Lembro-me de irmos dar pão aos pombos no parque, dele agarrar um e pôr-me a dar festinhas e eu ficar completamente fascinada com aquilo. De como íamos sempre lanchar ao café: um bolo de arroz e um garoto, deixava-me sempre rapar o açúcar que ficava no fundo da chávena. De como ele, ás escondidas da minha avó, me dava colheres de ovomaltine! Como eu adorava aquilo..e até hoje julgo que foi aí que me tornei uma gulosa de 1ª.
Recordo-me perfeitamente que foi ele quem me ensinou a andar de bicicleta.. que foi sempre ele que me incentivou a aprender a escrever, mesmo quando ainda eram só gatafunhos dizia que estava a ir muito bem.
E das memórias mais engraçadas, de como me punha a ver a Rua Sésamo na sala e eu ria e ria e depois obrigáva-o a fazer-lhe totixos no seu pouco cabelo e ele deixava sempre com um sorriso.
Sim, eu tive o avô perfeito, foi pouco tempo, mas estará comigo para sempre..

27 julho 2012

Entre amigas


Já não falava com a minha amiga Cat há alguns meses. Andamos sempre muito desecontradas, vida, casa, trabalho.. Mas a nossa relação é fora do normal das típicas relações entre mulheres. Já morámos juntas, nos meus primeiros tempos em Lisboa e a nossa cumplicidade é vísivel. O "reencontro" através de sms é feito assim:

Cat - Que andas a fazer?
Eu - Hás-de ter muito a ver com isso.....e tu?
Cat - Eu perguntei primeiro!
Eu - Estou à espera de ir beber um café contigo.
Cat - Onde e quando?
etc..etc...

E voltamo-nos a ver como se tivesse sido ontem a última vez.

25 julho 2012

Há coisas que não se explicam


O amor é uma delas.
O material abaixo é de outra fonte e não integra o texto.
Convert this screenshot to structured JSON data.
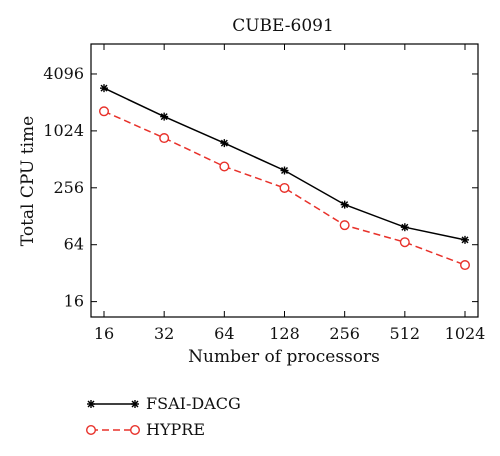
{
  "chart_data": {
    "type": "line",
    "title": "CUBE-6091",
    "xlabel": "Number of processors",
    "ylabel": "Total CPU time",
    "x_scale": "log2",
    "y_scale": "log2",
    "categories": [
      "16",
      "32",
      "64",
      "128",
      "256",
      "512",
      "1024"
    ],
    "x": [
      16,
      32,
      64,
      128,
      256,
      512,
      1024
    ],
    "yticks": [
      16,
      64,
      256,
      1024,
      4096
    ],
    "ytick_labels": [
      "16",
      "64",
      "256",
      "1024",
      "4096"
    ],
    "ylim": [
      11,
      8500
    ],
    "grid": false,
    "legend_position": "bottom-left",
    "series": [
      {
        "name": "FSAI-DACG",
        "values": [
          2900,
          1450,
          760,
          390,
          170,
          98,
          72
        ],
        "color": "#000000",
        "line_style": "solid",
        "marker": "asterisk"
      },
      {
        "name": "HYPRE",
        "values": [
          1650,
          860,
          430,
          255,
          103,
          68,
          39
        ],
        "color": "#e8312a",
        "line_style": "dashed",
        "marker": "circle"
      }
    ]
  }
}
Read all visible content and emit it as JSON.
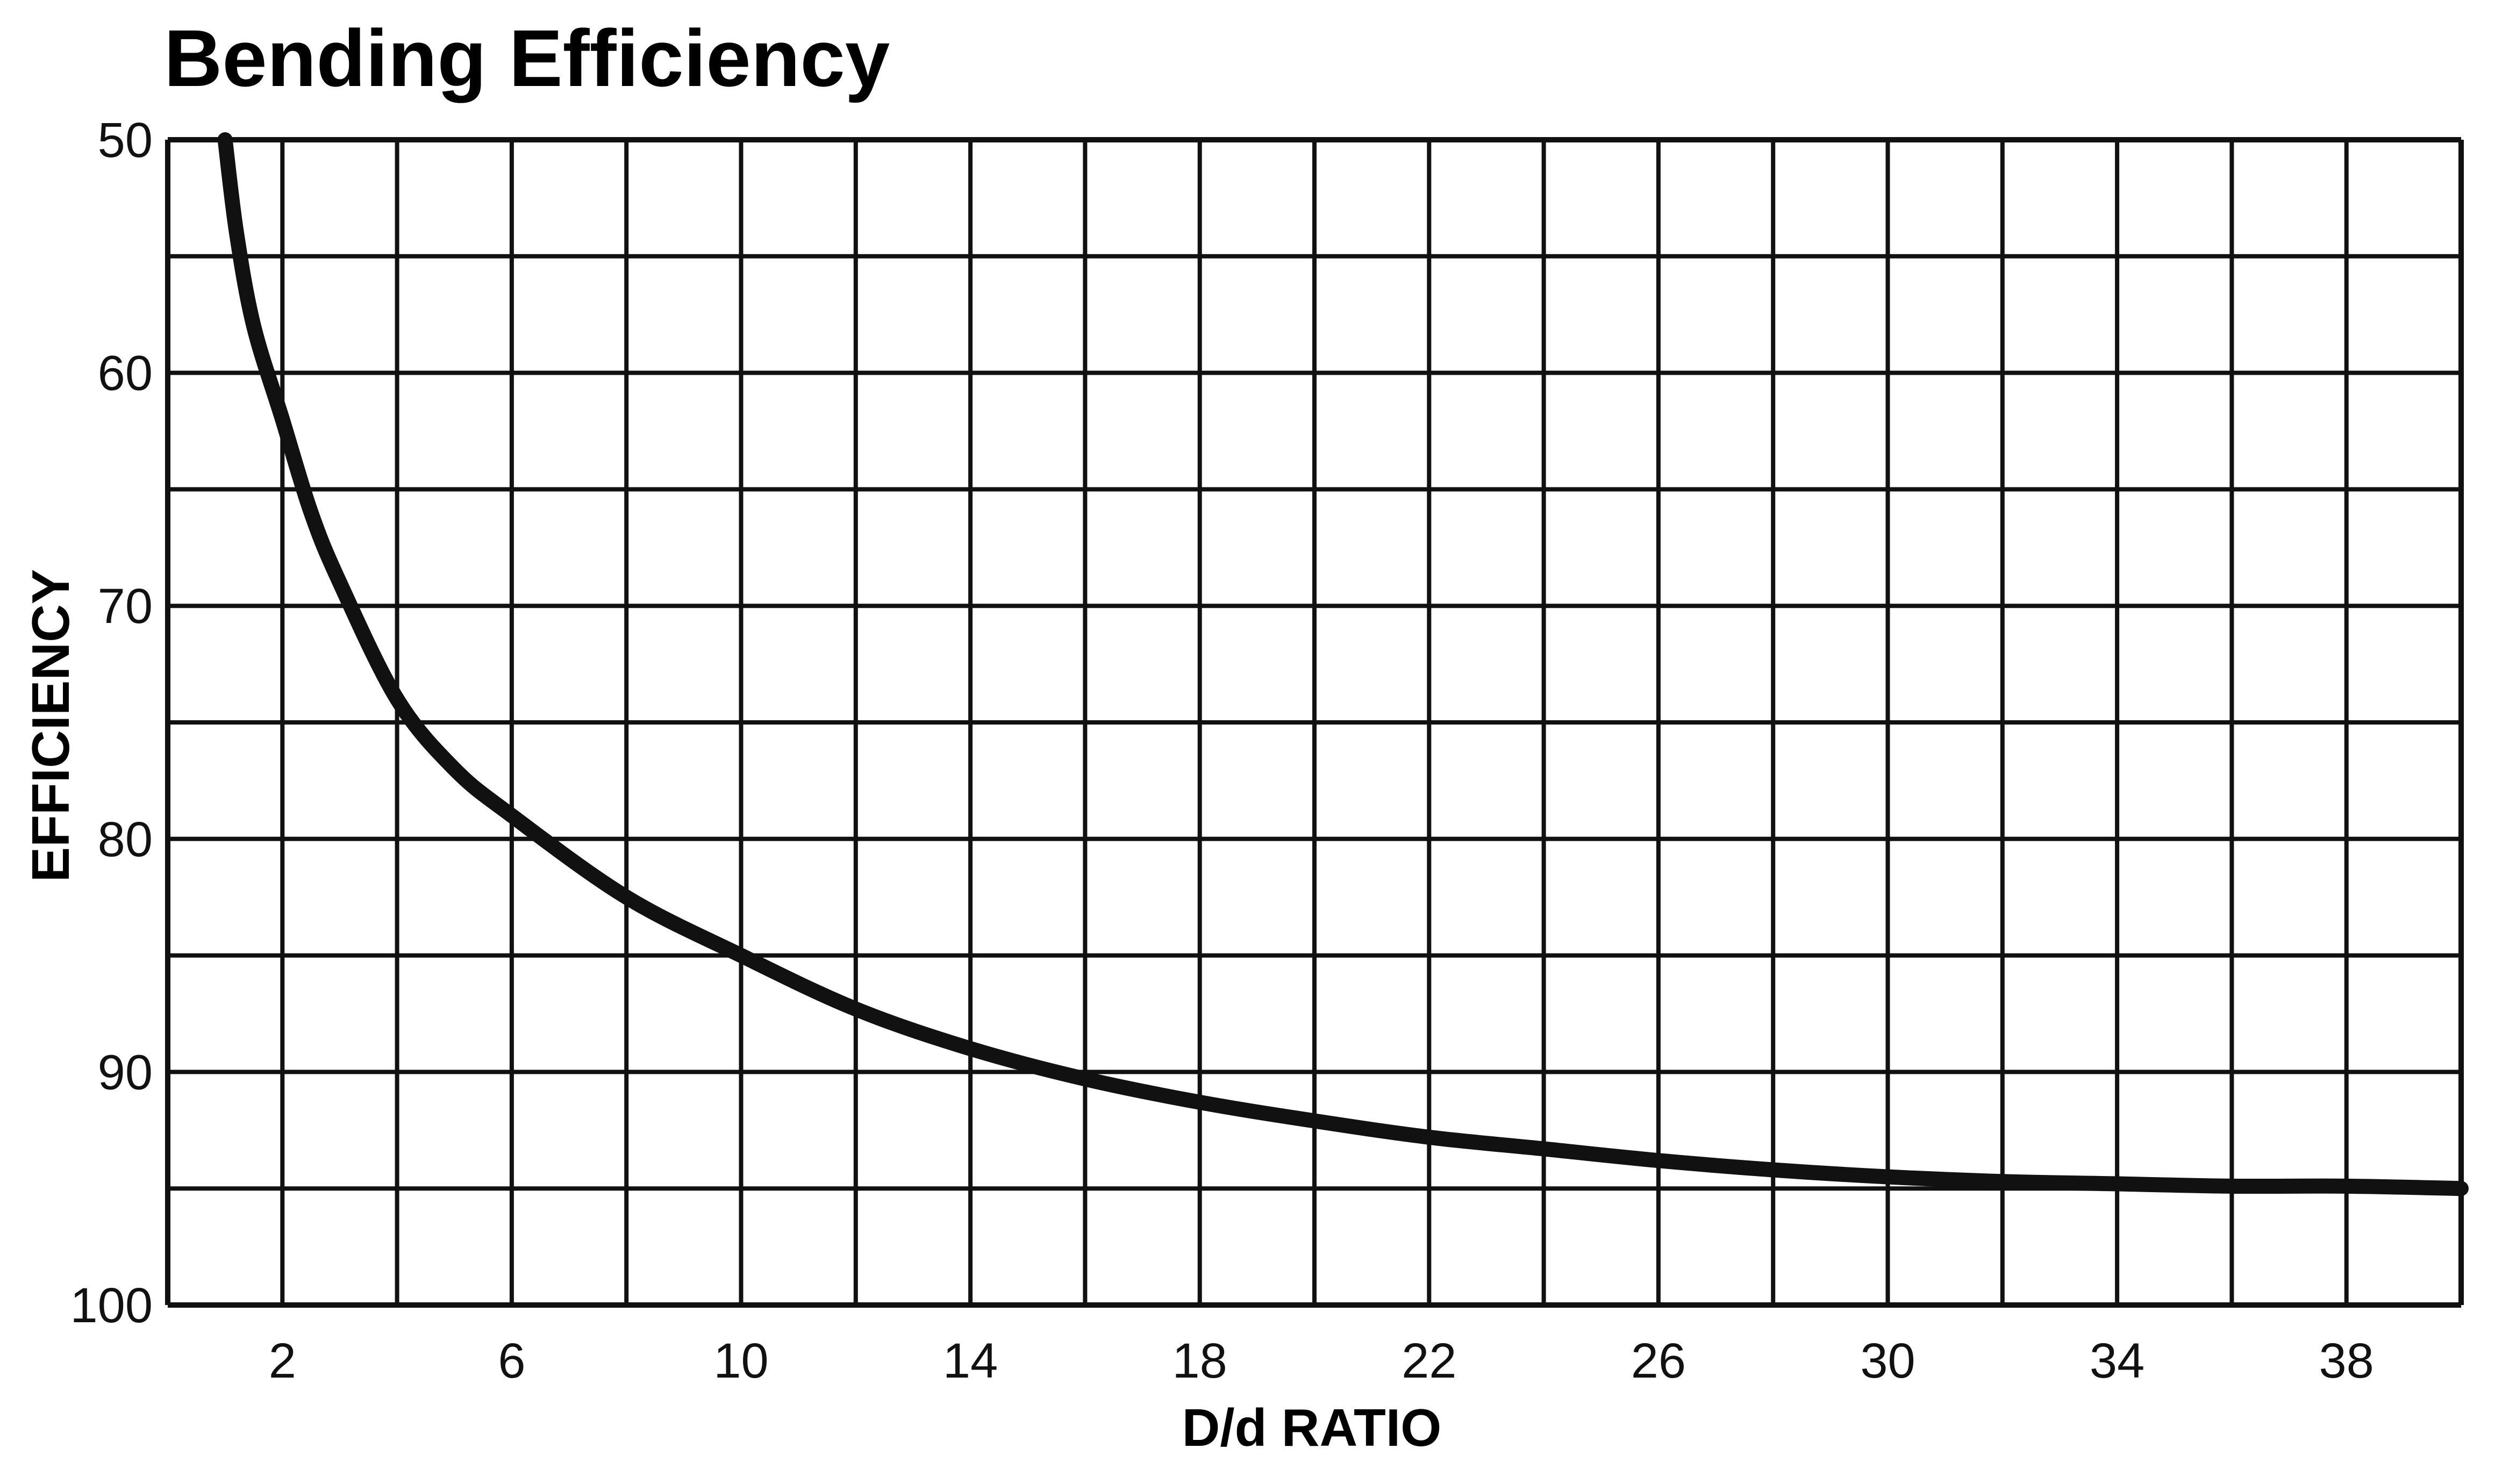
{
  "chart_data": {
    "type": "line",
    "title": "Bending Efficiency",
    "xlabel": "D/d RATIO",
    "ylabel": "EFFICIENCY",
    "xlim": [
      0,
      40
    ],
    "ylim": [
      100,
      50
    ],
    "y_inverted": true,
    "x_ticks": [
      "2",
      "6",
      "10",
      "14",
      "18",
      "22",
      "26",
      "30",
      "34",
      "38"
    ],
    "y_ticks": [
      "50",
      "60",
      "70",
      "80",
      "90",
      "100"
    ],
    "grid": true,
    "legend": "none",
    "series": [
      {
        "x": [
          1,
          1.2,
          1.5,
          2,
          2.5,
          3,
          4,
          5,
          6,
          8,
          10,
          12,
          14,
          16,
          18,
          20,
          22,
          24,
          26,
          28,
          30,
          32,
          34,
          36,
          38,
          40
        ],
        "y": [
          50,
          54,
          58,
          62,
          66,
          69,
          74,
          77,
          79,
          82.5,
          85,
          87.3,
          89,
          90.3,
          91.3,
          92.1,
          92.8,
          93.3,
          93.8,
          94.2,
          94.5,
          94.7,
          94.8,
          94.9,
          94.9,
          95
        ]
      }
    ]
  },
  "colors": {
    "ink": "#111111",
    "background": "#ffffff"
  }
}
Mais do que o amor, a cumplicidade entre duas pessoas é algo que acontece tão raramente. A meu ver é aquilo que melhor define uma boa e sólida relação, seja ela de que forma for, de namoro, de amizade, familiar. Mas quando a cumplicidade acontece e cresce entre duas pessoas que não se conhecem a vida toda, é algo que a meu ver vai para além do amor. Podemos sentir muito amor por alguém, mas se na relação com essa pessoa não existe cumplicidade, não existe aquele clique que nos faz sentir nós mesmos, livres de nos expressarmos, totalmente puros e sinceros, para mim é uma relação que não subsiste. Porque é feita apenas de um sentimento que, por mais forte que seja, por si só não suporta todos os obstáculos de uma vida em comum. É preciso muito amor para manter uma relação, mas é preciso muito mais do que isso para ela se manter forte e poder evoluir e crescer.

29 junho 2012

Os meus fins-de-semana










Outono 2011 - Casa da família

Valem ouro, valem tudo.
Descanso, paz, ar puro, amor muito amor, família, amigos, nós, momentos a dois, coisas simples..as coisas que mais prezo na vida.